Salvation and the Divine Nature

During Easteritide I have been engaged in sermon series focusing on how we might understand salvation. For many people salvation is defined in terms of penal substitutionary atonement. That is, we break divine law (sin), receive divine judgment (death penalty). In response Jesus comes to earth and suffers the penalty (cross). We get to heaven if we accept the payment Jesus has made for the debt we owed but could not pay. This substitutionary form of atonement is present in our hymnody and our prayers (especially prayers at the table). It is the most common understanding of salvation in Protestant churches, but is it the only option? I would say no, and I've been exploring these various understandings in my sermons. I should add that in many ways none of these concepts by themselves offer a full understanding of salvation. Rather, to get a full picture of salvation we need to allow for a variety of nuances to be present.

This week I want to introduce the idea of theosis, which is prominent within the Eastern Churches. One of the primary texts is 2 Peter 1:3-11, which speaks of becoming "participants of the divine nature." For Eastern Christians when it comes to sin and salvation, the emphasis has been less on the legal element or guilt, and more on the idea that the image of God, our god-likness, has been distorted and needs to be restored so that we might fulfill our purpose to be in union with God.  In the incarnation Jesus heals the distortion, and overcomes death by undergoing death himself and then defeating death in the resurrection. In Eastern Christianity the focus is not just on the cross but on the entirety of the incarnation, from birth to ascension. 

Consider the words of Irenaeus of Lyons:

Since the Lord thus has redeemed us through His own blood, giving His soul for our souls, and His flesh for our flesh, and has also poured out the Spirit of the Father for the union and communion of God and man, imparting indeed God to men by means of the Spirit, and, on the other hand, attaching man to God by His own incarnation, and bestowing upon us at His coming immortality durably and truly, by means of communion with God,-all the doctrines of the heretics fall to ruin.
Through the work of the Spirit in the wake of the incarnation, God is imparted to humanity, and humanity is attached to God, so that we might take on immortality through our communion with God. 

Later on Athanasius writes similarly and more simply: "He, indeed, did assume humanity that we might become God." (On the Incarnation, 54). 

It would seem that for the Eastern Christians our destiny is to share in union with God. We may have gotten off track, and thus distorted the image of God, with which we were created, but in Christ God has fixed the distortion, allowing us to continue our progression toward full communion. In other words, we were created for full communion, but it's not something that we start off with, it is something we mature into.
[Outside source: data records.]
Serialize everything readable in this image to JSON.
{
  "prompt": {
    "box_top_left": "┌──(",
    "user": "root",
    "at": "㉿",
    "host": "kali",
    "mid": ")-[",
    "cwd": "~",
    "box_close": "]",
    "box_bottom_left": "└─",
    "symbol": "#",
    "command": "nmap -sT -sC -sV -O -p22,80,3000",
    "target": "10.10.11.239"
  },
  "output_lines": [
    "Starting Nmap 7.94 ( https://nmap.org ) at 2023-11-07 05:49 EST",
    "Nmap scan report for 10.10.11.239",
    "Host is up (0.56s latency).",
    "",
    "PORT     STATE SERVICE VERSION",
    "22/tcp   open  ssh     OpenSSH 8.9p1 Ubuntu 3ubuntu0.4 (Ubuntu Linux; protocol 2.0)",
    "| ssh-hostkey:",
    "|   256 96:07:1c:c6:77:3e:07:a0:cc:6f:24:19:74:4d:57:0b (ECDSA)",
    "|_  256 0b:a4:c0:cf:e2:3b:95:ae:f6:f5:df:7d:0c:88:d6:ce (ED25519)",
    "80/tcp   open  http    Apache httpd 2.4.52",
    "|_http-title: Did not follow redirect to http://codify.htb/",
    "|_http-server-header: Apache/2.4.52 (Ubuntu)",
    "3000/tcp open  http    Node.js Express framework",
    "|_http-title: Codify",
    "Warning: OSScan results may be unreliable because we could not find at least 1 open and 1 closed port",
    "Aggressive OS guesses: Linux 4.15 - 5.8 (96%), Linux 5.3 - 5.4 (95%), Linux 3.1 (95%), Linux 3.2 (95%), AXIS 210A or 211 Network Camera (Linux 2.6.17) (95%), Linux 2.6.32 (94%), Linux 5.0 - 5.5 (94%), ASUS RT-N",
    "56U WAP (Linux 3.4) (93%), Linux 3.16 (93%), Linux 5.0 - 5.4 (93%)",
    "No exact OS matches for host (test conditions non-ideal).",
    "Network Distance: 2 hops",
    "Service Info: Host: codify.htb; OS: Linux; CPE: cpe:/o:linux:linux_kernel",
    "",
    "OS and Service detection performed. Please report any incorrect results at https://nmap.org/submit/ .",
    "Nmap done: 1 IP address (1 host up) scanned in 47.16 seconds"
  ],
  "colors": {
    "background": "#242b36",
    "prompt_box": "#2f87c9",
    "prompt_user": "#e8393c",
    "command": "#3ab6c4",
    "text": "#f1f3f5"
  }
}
Unfortunately we have of our own devices strayed from that path, but the Word (Logos) became human to help us get back on the pathway. 

There is much more to this than what I've shared, but I find it intriguing and perhaps offers us a way forward beyond the legalistic version so prevalent in Western Christianity.    


Comments

Paul Fraser said…
This opens a window and lets light in for me. I have consistently felt disappointed by substitutionary atonement theories and needed to hear this enlightening process of understanding from the Eastern Church.
Robert Cornwall said…
Paul, thank you for sharing this! I pray that exploring eastern understandings will bring blessings!